Transmission Tower Time will include work completed during Ganzglass’s residency in Marfa. At the Locker Plant, three videos will be shown in the building’s back rooms. As visitors enter, their first impression will be of a wall, or wave, of sound, as the audio tracks overlap. The first video, created using high-speed film footage from an experiment at the Niels Bohr Institute in Copenhagen captures the creation, in a flask of pure water rhythmically buffeted by sound waves, of a single photon (or “point”) of light. The jerky footage recording this tiny, epochal creation, this micro-Big Bang, is like a home movie made of light by light. The second video depicts a cruder, if time-honored, experiment: the attempt by a pair of people to locate buried electricity lines using metal dowsers or divining rods.

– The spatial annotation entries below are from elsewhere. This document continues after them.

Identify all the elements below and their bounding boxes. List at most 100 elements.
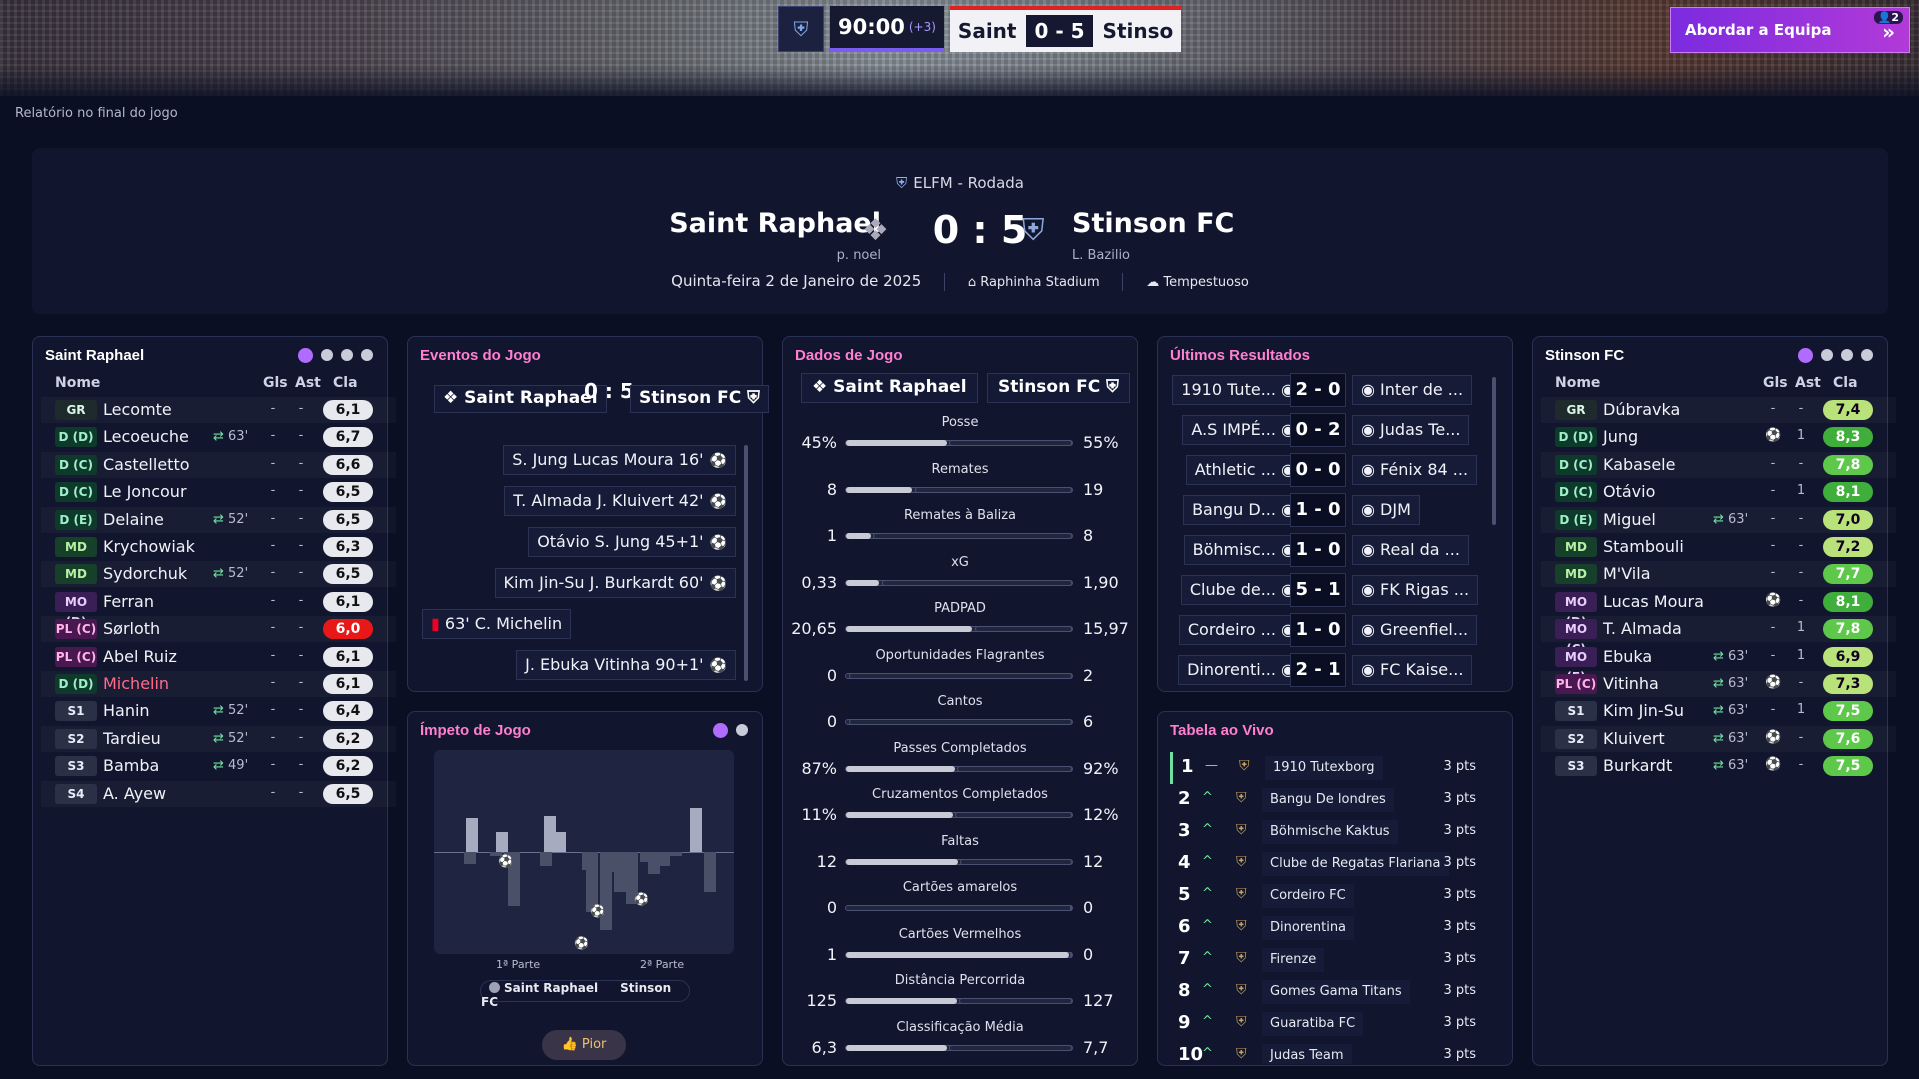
player-row[interactable]: S1 Kim Jin-Su ⇄ 63' - 1 7,5 <box>1541 698 1896 724</box>
table-row[interactable]: 10 ^ ⛨ Judas Team 3 pts <box>1170 1040 1484 1064</box>
result-row[interactable]: Cordeiro ... ◉ 1 - 0 ◉ Greenfiel... <box>1172 613 1482 647</box>
player-name[interactable]: Ferran <box>103 592 154 611</box>
table-row[interactable]: 6 ^ ⛨ Dinorentina 3 pts <box>1170 912 1484 944</box>
player-row[interactable]: PL (C) Sørloth - - 6,0 <box>41 616 396 642</box>
player-row[interactable]: MO (D) Lucas Moura ⚽- 8,1 <box>1541 589 1896 629</box>
player-name[interactable]: Lecomte <box>103 400 172 419</box>
result-row[interactable]: Dinorenti... ◉ 2 - 1 ◉ FC Kaise... <box>1172 653 1482 687</box>
table-row[interactable]: 5 ^ ⛨ Cordeiro FC 3 pts <box>1170 880 1484 912</box>
result-row[interactable]: 1910 Tute... ◉ 2 - 0 ◉ Inter de ... <box>1172 373 1482 407</box>
player-row[interactable]: D (C) Castelletto - - 6,6 <box>41 452 396 478</box>
event-item[interactable]: ▮ 63' C. Michelin <box>422 609 572 639</box>
player-name[interactable]: T. Almada <box>1603 619 1682 638</box>
player-row[interactable]: MO (C) T. Almada - 1 7,8 <box>1541 616 1896 656</box>
player-row[interactable]: MD Sydorchuk ⇄ 52' - - 6,5 <box>41 561 396 587</box>
result-row[interactable]: A.S IMPÉ... ◉ 0 - 2 ◉ Judas Te... <box>1172 413 1482 447</box>
page-dot[interactable] <box>1798 348 1813 363</box>
table-row[interactable]: 1 — ⛨ 1910 Tutexborg 3 pts <box>1170 752 1484 784</box>
player-name[interactable]: Abel Ruiz <box>103 647 177 666</box>
player-row[interactable]: S2 Kluivert ⇄ 63' ⚽ - 7,6 <box>1541 726 1896 752</box>
player-name[interactable]: Kabasele <box>1603 455 1675 474</box>
player-row[interactable]: GR Dúbravka - - 7,4 <box>1541 397 1896 423</box>
player-name[interactable]: A. Ayew <box>103 784 166 803</box>
result-row[interactable]: Clube de... ◉ 5 - 1 ◉ FK Rigas ... <box>1172 573 1482 607</box>
player-name[interactable]: Otávio <box>1603 482 1655 501</box>
page-dot[interactable] <box>736 724 748 736</box>
table-row[interactable]: 4 ^ ⛨ Clube de Regatas Flariana 3 pts <box>1170 848 1484 880</box>
player-row[interactable]: D (D) Lecoeuche ⇄ 63' - - 6,7 <box>41 424 396 450</box>
player-row[interactable]: MD Stambouli - - 7,2 <box>1541 534 1896 560</box>
stat-bar-away <box>960 858 1072 865</box>
player-name[interactable]: Lecoeuche <box>103 427 189 446</box>
player-row[interactable]: S4 A. Ayew - - 6,5 <box>41 781 396 807</box>
page-dot[interactable] <box>713 723 728 738</box>
player-row[interactable]: PL (C) Abel Ruiz - - 6,1 <box>41 644 396 670</box>
table-row[interactable]: 8 ^ ⛨ Gomes Gama Titans 3 pts <box>1170 976 1484 1008</box>
player-name[interactable]: Michelin <box>103 674 169 693</box>
player-row[interactable]: S2 Tardieu ⇄ 52' - - 6,2 <box>41 726 396 752</box>
player-row[interactable]: PL (C) Vitinha ⇄ 63' ⚽ - 7,3 <box>1541 671 1896 697</box>
player-row[interactable]: D (C) Otávio - 1 8,1 <box>1541 479 1896 505</box>
player-name[interactable]: Sørloth <box>103 619 160 638</box>
table-row[interactable]: 2 ^ ⛨ Bangu De londres 3 pts <box>1170 784 1484 816</box>
player-row[interactable]: MO (E) Ebuka ⇄ 63' - 1 6,9 <box>1541 644 1896 684</box>
table-row[interactable]: 3 ^ ⛨ Böhmische Kaktus 3 pts <box>1170 816 1484 848</box>
player-row[interactable]: D (C) Le Joncour - - 6,5 <box>41 479 396 505</box>
event-item[interactable]: Kim Jin-Su J. Burkardt 60' ⚽ <box>494 568 736 598</box>
page-dot[interactable] <box>321 349 333 361</box>
player-row[interactable]: S1 Hanin ⇄ 52' - - 6,4 <box>41 698 396 724</box>
events-scrollbar[interactable] <box>744 445 748 681</box>
player-row[interactable]: MD Krychowiak - - 6,3 <box>41 534 396 560</box>
player-row[interactable]: D (D) Michelin - - 6,1 <box>41 671 396 697</box>
page-dot[interactable] <box>298 348 313 363</box>
player-name[interactable]: Lucas Moura <box>1603 592 1704 611</box>
result-row[interactable]: Bangu D... ◉ 1 - 0 ◉ DJM <box>1172 493 1482 527</box>
player-name[interactable]: Delaine <box>103 510 164 529</box>
player-row[interactable]: S3 Burkardt ⇄ 63' ⚽ - 7,5 <box>1541 753 1896 779</box>
player-name[interactable]: Jung <box>1603 427 1638 446</box>
player-name[interactable]: Tardieu <box>103 729 161 748</box>
event-item[interactable]: T. Almada J. Kluivert 42' ⚽ <box>504 486 736 516</box>
result-row[interactable]: Böhmisc... ◉ 1 - 0 ◉ Real da ... <box>1172 533 1482 567</box>
event-item[interactable]: S. Jung Lucas Moura 16' ⚽ <box>503 445 736 475</box>
player-row[interactable]: D (D) Jung ⚽ 1 8,3 <box>1541 424 1896 450</box>
player-name[interactable]: M'Vila <box>1603 564 1651 583</box>
page-dot[interactable] <box>1861 349 1873 361</box>
player-name[interactable]: Krychowiak <box>103 537 195 556</box>
result-row[interactable]: Athletic ... ◉ 0 - 0 ◉ Fénix 84 ... <box>1172 453 1482 487</box>
player-row[interactable]: MD M'Vila - - 7,7 <box>1541 561 1896 587</box>
page-dot[interactable] <box>341 349 353 361</box>
player-name[interactable]: Castelletto <box>103 455 190 474</box>
table-row[interactable]: 9 ^ ⛨ Guaratiba FC 3 pts <box>1170 1008 1484 1040</box>
player-name[interactable]: Burkardt <box>1603 756 1672 775</box>
worst-button[interactable]: 👍 Pior <box>542 1030 626 1060</box>
player-name[interactable]: Stambouli <box>1603 537 1684 556</box>
player-name[interactable]: Kim Jin-Su <box>1603 701 1684 720</box>
player-name[interactable]: Le Joncour <box>103 482 187 501</box>
player-name[interactable]: Kluivert <box>1603 729 1665 748</box>
player-name[interactable]: Miguel <box>1603 510 1656 529</box>
player-row[interactable]: S3 Bamba ⇄ 49' - - 6,2 <box>41 753 396 779</box>
player-name[interactable]: Bamba <box>103 756 159 775</box>
away-team-name[interactable]: Stinson FC <box>1072 208 1234 239</box>
approach-team-button[interactable]: Abordar a Equipa 👤2 » <box>1670 7 1910 53</box>
home-team-name[interactable]: Saint Raphael <box>669 208 881 239</box>
event-item[interactable]: J. Ebuka Vitinha 90+1' ⚽ <box>516 650 736 680</box>
player-name[interactable]: Vitinha <box>1603 674 1659 693</box>
table-row[interactable]: 7 ^ ⛨ Firenze 3 pts <box>1170 944 1484 976</box>
player-name[interactable]: Hanin <box>103 701 150 720</box>
result-score: 1 - 0 <box>1290 533 1346 567</box>
player-name[interactable]: Dúbravka <box>1603 400 1680 419</box>
page-dot[interactable] <box>1821 349 1833 361</box>
player-row[interactable]: D (E) Miguel ⇄ 63' - - 7,0 <box>1541 507 1896 533</box>
page-dot[interactable] <box>361 349 373 361</box>
player-row[interactable]: GR Lecomte - - 6,1 <box>41 397 396 423</box>
player-name[interactable]: Ebuka <box>1603 647 1652 666</box>
player-row[interactable]: MO (D) Ferran - - 6,1 <box>41 589 396 629</box>
player-row[interactable]: D (E) Delaine ⇄ 52' - - 6,5 <box>41 507 396 533</box>
results-scrollbar[interactable] <box>1492 377 1496 525</box>
page-dot[interactable] <box>1841 349 1853 361</box>
player-name[interactable]: Sydorchuk <box>103 564 187 583</box>
event-item[interactable]: Otávio S. Jung 45+1' ⚽ <box>528 527 736 557</box>
player-row[interactable]: D (C) Kabasele - - 7,8 <box>1541 452 1896 478</box>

The third video, filmed in Marfa, shows a freight train passing in the background, while in the foreground rests a sleek industrial object whose purpose or function is difficult to tell—a section of a modern windmill, bound for a wind farm.
Installed in the Locker Plant’s front room will be an object that is at once a ubiquitous and invisible part of the contemporary landscape: a full-scale transmission tower built from scratch by the artist, in two pieces and lying on its side. The recumbent tower offers the chance to peruse—”live,” as it were—another apparatus for the circulation of energy of the sort employed or depicted in the videos. Adjacent to the tower is a wholly different kind of vehicle for the application of energy from point to point, a ri?e range.
The works at the Locker Plant, each in their own way, will posit, present, and puzzle over the elements–the elementals–of transmission, of energy on the move. Ganzglass offers an alternate way of considering these mysteries down the street at the Ice Plant. On view there will be The Copenhagen Interpretation, a new iteration of a work produced last year in Denmark, about our fundamental inability to describe these quantum events.
Marc Ganzglass received his MFA from Cranbrook Academy of Art in 1999. Recent solo exhibitions include Middle Sized Aggregates at Martos Gallery in New York (2010); Dødsønske at Bastard, Oslo and Vol d’Orgeuil with OEen Group, Copenhagen (both 2009); and Liu Thinks Jade Dragon Snow Mountain is Innocent., Parkers Box, Brooklyn (2008). He currently lives and works in New York.